There’s one word in today’s passage that suggests to me that–Sons of Thunder or not–the sons of Zebedee were not impulsive young men. Rather than just blundering out on the water, these men sat with their father “preparing their nets.” They must have understood that in order to get the most of their fishing labors, they needed to perform all the proper preparatory steps.
That’s what makes their obedience to Jesus “without delay” all the more remarkable to me. These fellows, unless they just really wanted to get away from home, don’t seem the sort to run off after the first shiny thing that appeared. They would prepare, but in this case they didn’t.
I must confess that I rarely follow Christ with reckless abandon. I don’t abandon the good and important work that I find before me, work that my family approves, to chase after this rabbi from Nazareth. But shouldn’t I?
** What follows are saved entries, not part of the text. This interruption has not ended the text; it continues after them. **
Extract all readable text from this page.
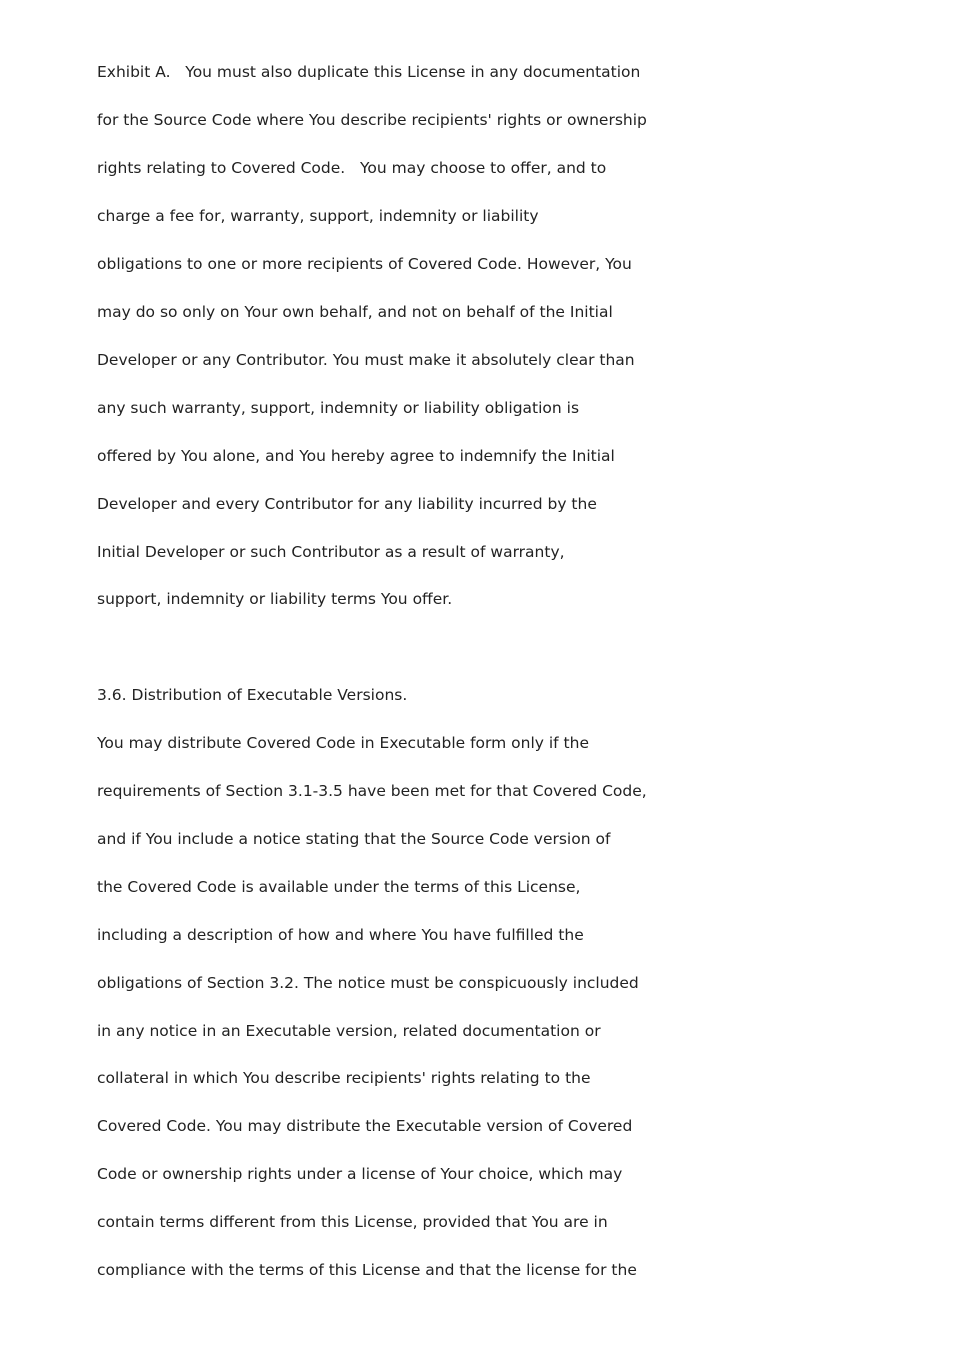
Exhibit A.   You must also duplicate this License in any documentation
for the Source Code where You describe recipients' rights or ownership
rights relating to Covered Code.   You may choose to offer, and to
charge a fee for, warranty, support, indemnity or liability
obligations to one or more recipients of Covered Code. However, You
may do so only on Your own behalf, and not on behalf of the Initial
Developer or any Contributor. You must make it absolutely clear than
any such warranty, support, indemnity or liability obligation is
offered by You alone, and You hereby agree to indemnify the Initial
Developer and every Contributor for any liability incurred by the
Initial Developer or such Contributor as a result of warranty,
support, indemnity or liability terms You offer.
3.6. Distribution of Executable Versions.
You may distribute Covered Code in Executable form only if the
requirements of Section 3.1-3.5 have been met for that Covered Code,
and if You include a notice stating that the Source Code version of
the Covered Code is available under the terms of this License,
including a description of how and where You have fulfilled the
obligations of Section 3.2. The notice must be conspicuously included
in any notice in an Executable version, related documentation or
collateral in which You describe recipients' rights relating to the
Covered Code. You may distribute the Executable version of Covered
Code or ownership rights under a license of Your choice, which may
contain terms different from this License, provided that You are in
compliance with the terms of this License and that the license for the
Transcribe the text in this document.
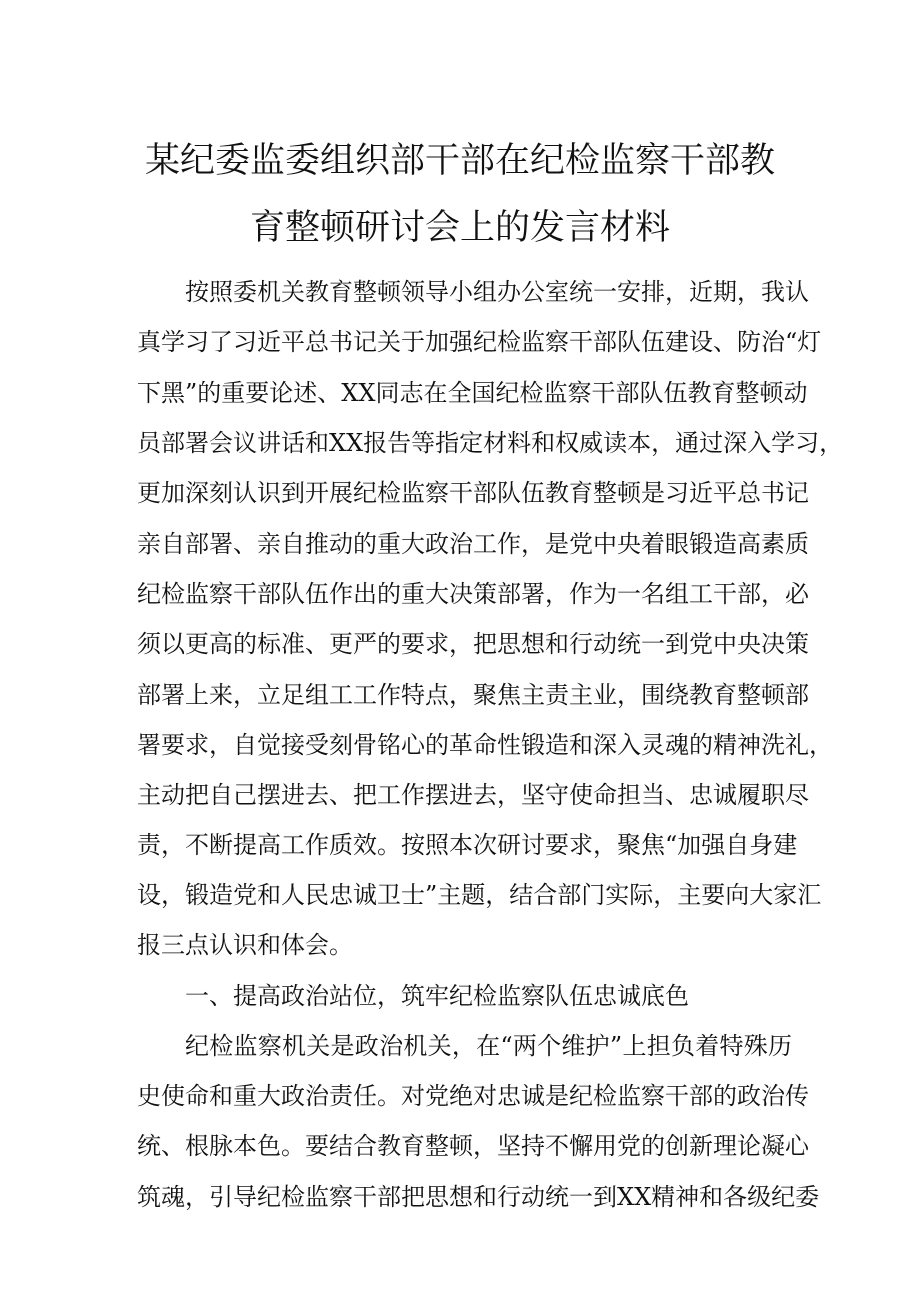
某纪委监委组织部干部在纪检监察干部教
育整顿研讨会上的发言材料
按照委机关教育整顿领导小组办公室统一安排，近期，我认
真学习了习近平总书记关于加强纪检监察干部队伍建设、防治“灯
下黑”的重要论述、XX同志在全国纪检监察干部队伍教育整顿动
员部署会议讲话和XX报告等指定材料和权威读本，通过深入学习，
更加深刻认识到开展纪检监察干部队伍教育整顿是习近平总书记
亲自部署、亲自推动的重大政治工作，是党中央着眼锻造高素质
纪检监察干部队伍作出的重大决策部署，作为一名组工干部，必
须以更高的标准、更严的要求，把思想和行动统一到党中央决策
部署上来，立足组工工作特点，聚焦主责主业，围绕教育整顿部
署要求，自觉接受刻骨铭心的革命性锻造和深入灵魂的精神洗礼，
主动把自己摆进去、把工作摆进去，坚守使命担当、忠诚履职尽
责，不断提高工作质效。按照本次研讨要求，聚焦“加强自身建
设，锻造党和人民忠诚卫士”主题，结合部门实际，主要向大家汇
报三点认识和体会。
一、提高政治站位，筑牢纪检监察队伍忠诚底色
纪检监察机关是政治机关，在“两个维护”上担负着特殊历
史使命和重大政治责任。对党绝对忠诚是纪检监察干部的政治传
统、根脉本色。要结合教育整顿，坚持不懈用党的创新理论凝心
筑魂，引导纪检监察干部把思想和行动统一到XX精神和各级纪委
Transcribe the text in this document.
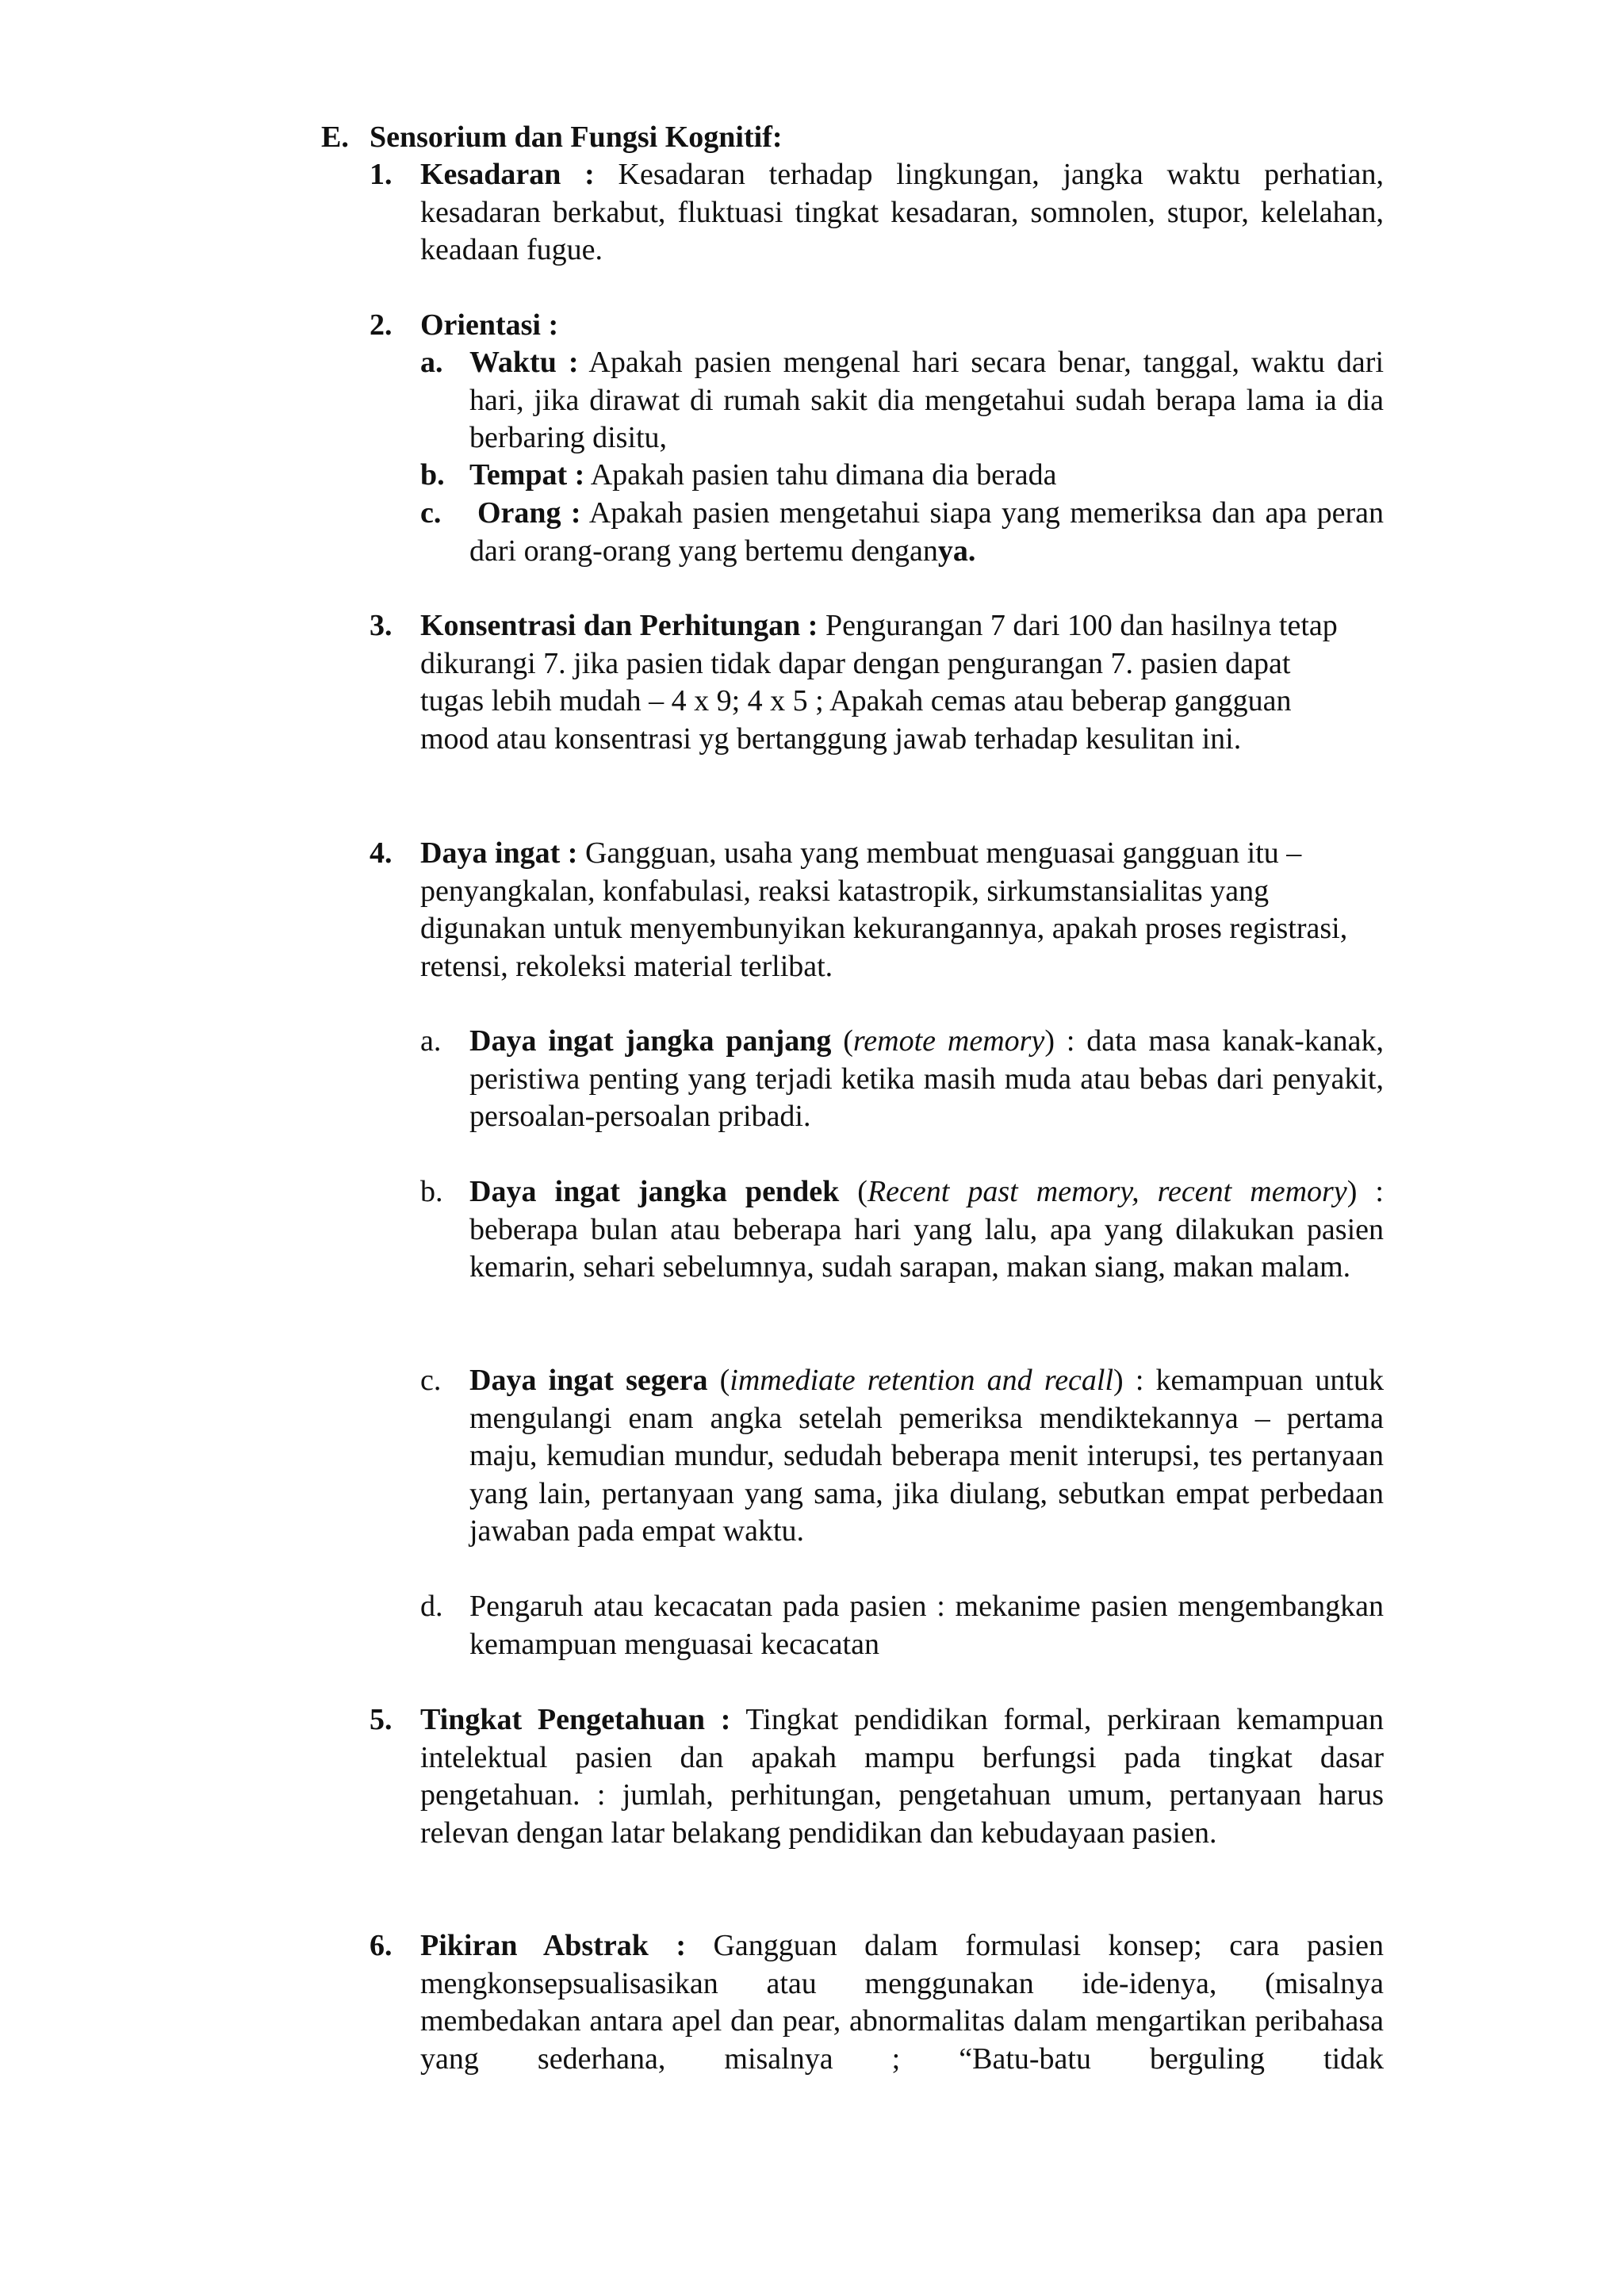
E. Sensorium dan Fungsi Kognitif:
1. Kesadaran : Kesadaran terhadap lingkungan, jangka waktu perhatian, kesadaran berkabut, fluktuasi tingkat kesadaran, somnolen, stupor, kelelahan, keadaan fugue.
2. Orientasi :
a. Waktu : Apakah pasien mengenal hari secara benar, tanggal, waktu dari hari, jika dirawat di rumah sakit dia mengetahui sudah berapa lama ia dia berbaring disitu,
b. Tempat : Apakah pasien tahu dimana dia berada
c. Orang : Apakah pasien mengetahui siapa yang memeriksa dan apa peran dari orang-orang yang bertemu denganya.
3. Konsentrasi dan Perhitungan : Pengurangan 7 dari 100 dan hasilnya tetap dikurangi 7. jika pasien tidak dapar dengan pengurangan 7. pasien dapat tugas lebih mudah – 4 x 9; 4 x 5 ; Apakah cemas atau beberap gangguan mood atau konsentrasi yg bertanggung jawab terhadap kesulitan ini.
4. Daya ingat : Gangguan, usaha yang membuat menguasai gangguan itu – penyangkalan, konfabulasi, reaksi katastropik, sirkumstansialitas yang digunakan untuk menyembunyikan kekurangannya, apakah proses registrasi, retensi, rekoleksi material terlibat.
a. Daya ingat jangka panjang (remote memory) : data masa kanak-kanak, peristiwa penting yang terjadi ketika masih muda atau bebas dari penyakit, persoalan-persoalan pribadi.
b. Daya ingat jangka pendek (Recent past memory, recent memory) : beberapa bulan atau beberapa hari yang lalu, apa yang dilakukan pasien kemarin, sehari sebelumnya, sudah sarapan, makan siang, makan malam.
c. Daya ingat segera (immediate retention and recall) : kemampuan untuk mengulangi enam angka setelah pemeriksa mendiktekannya – pertama maju, kemudian mundur, sedudah beberapa menit interupsi, tes pertanyaan yang lain, pertanyaan yang sama, jika diulang, sebutkan empat perbedaan jawaban pada empat waktu.
d. Pengaruh atau kecacatan pada pasien : mekanime pasien mengembangkan kemampuan menguasai kecacatan
5. Tingkat Pengetahuan : Tingkat pendidikan formal, perkiraan kemampuan intelektual pasien dan apakah mampu berfungsi pada tingkat dasar pengetahuan. : jumlah, perhitungan, pengetahuan umum, pertanyaan harus relevan dengan latar belakang pendidikan dan kebudayaan pasien.
6. Pikiran Abstrak : Gangguan dalam formulasi konsep; cara pasien mengkonsepsualisasikan atau menggunakan ide-idenya, (misalnya membedakan antara apel dan pear, abnormalitas dalam mengartikan peribahasa yang sederhana, misalnya ; “Batu-batu berguling tidak
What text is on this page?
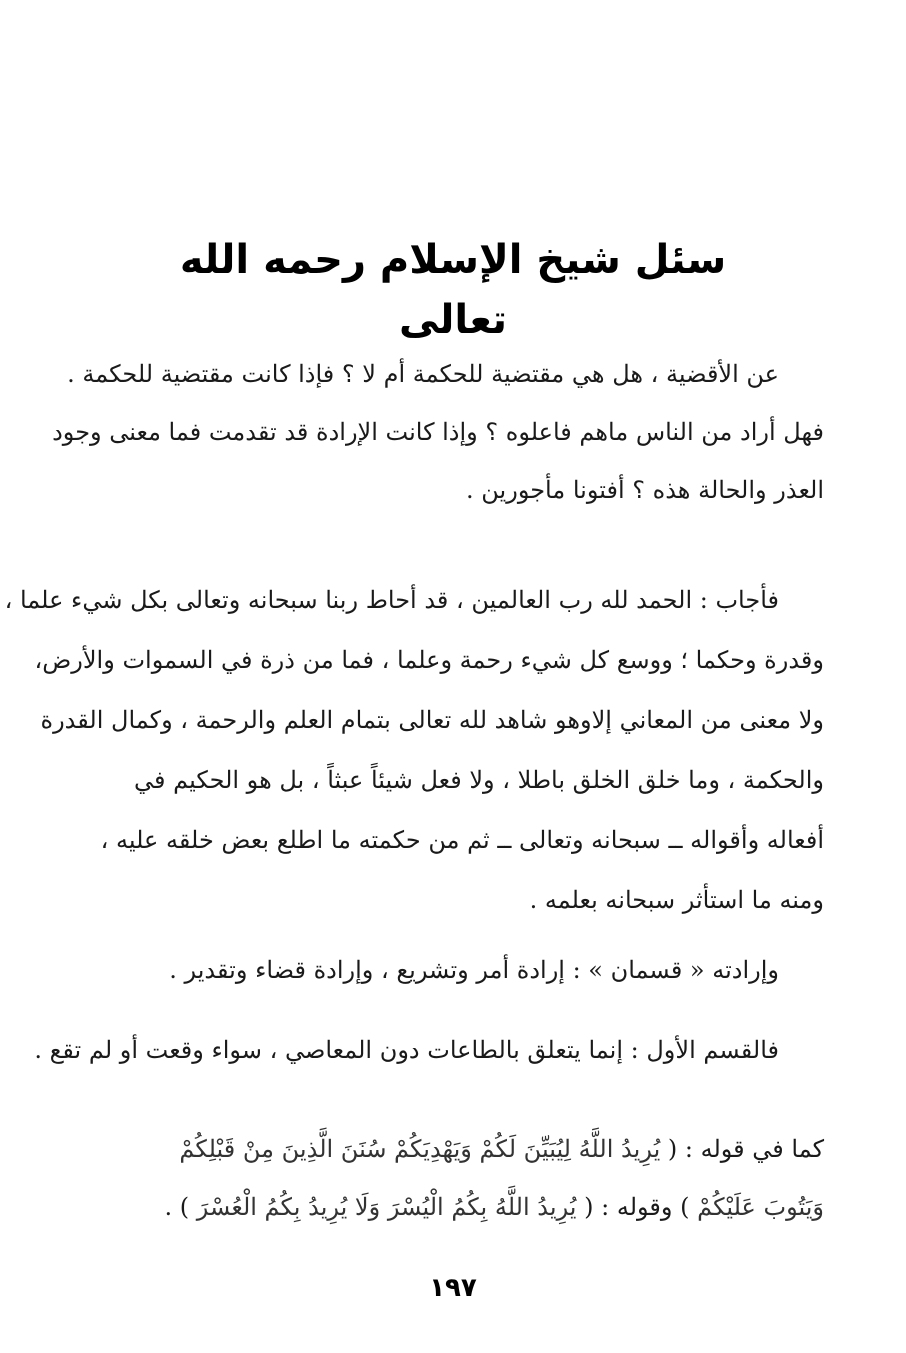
سئل شيخ الإسلام رحمه الله تعالى
عن الأقضية ، هل هي مقتضية للحكمة أم لا ؟ فإذا كانت مقتضية للحكمة .
فهل أراد من الناس ماهم فاعلوه ؟ وإذا كانت الإرادة قد تقدمت فما معنى وجود
العذر والحالة هذه ؟ أفتونا مأجورين .
فأجاب : الحمد لله رب العالمين ، قد أحاط ربنا سبحانه وتعالى بكل شيء علما ،
وقدرة وحكما ؛ ووسع كل شيء رحمة وعلما ، فما من ذرة في السموات والأرض،
ولا معنى من المعاني إلاوهو شاهد لله تعالى بتمام العلم والرحمة ، وكمال القدرة
والحكمة ، وما خلق الخلق باطلا ، ولا فعل شيئاً عبثاً ، بل هو الحكيم في
أفعاله وأقواله ــ سبحانه وتعالى ــ ثم من حكمته ما اطلع بعض خلقه عليه ،
ومنه ما استأثر سبحانه بعلمه .
وإرادته « قسمان » : إرادة أمر وتشريع ، وإرادة قضاء وتقدير .
فالقسم الأول : إنما يتعلق بالطاعات دون المعاصي ، سواء وقعت أو لم تقع .
كما في قوله : ( يُرِيدُ اللَّهُ لِيُبَيِّنَ لَكُمْ وَيَهْدِيَكُمْ سُنَنَ الَّذِينَ مِنْ قَبْلِكُمْ
وَيَتُوبَ عَلَيْكُمْ ) وقوله : ( يُرِيدُ اللَّهُ بِكُمُ الْيُسْرَ وَلَا يُرِيدُ بِكُمُ الْعُسْرَ ) .
١٩٧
Wouldn’t the church be stronger if the prudent and judicious people followed Jesus without a thought to the worldly ramifications of their deeds? Sure, it’s folly to go on a mission trip where you don’t know the language, but go anyway. Maybe it’s nonsense to charge into some exciting new program, but if that is Christ’s call, then let’s do it. Sometimes I think we use “preparing our nets” as an excuse to avoid an uncomfortable obedience.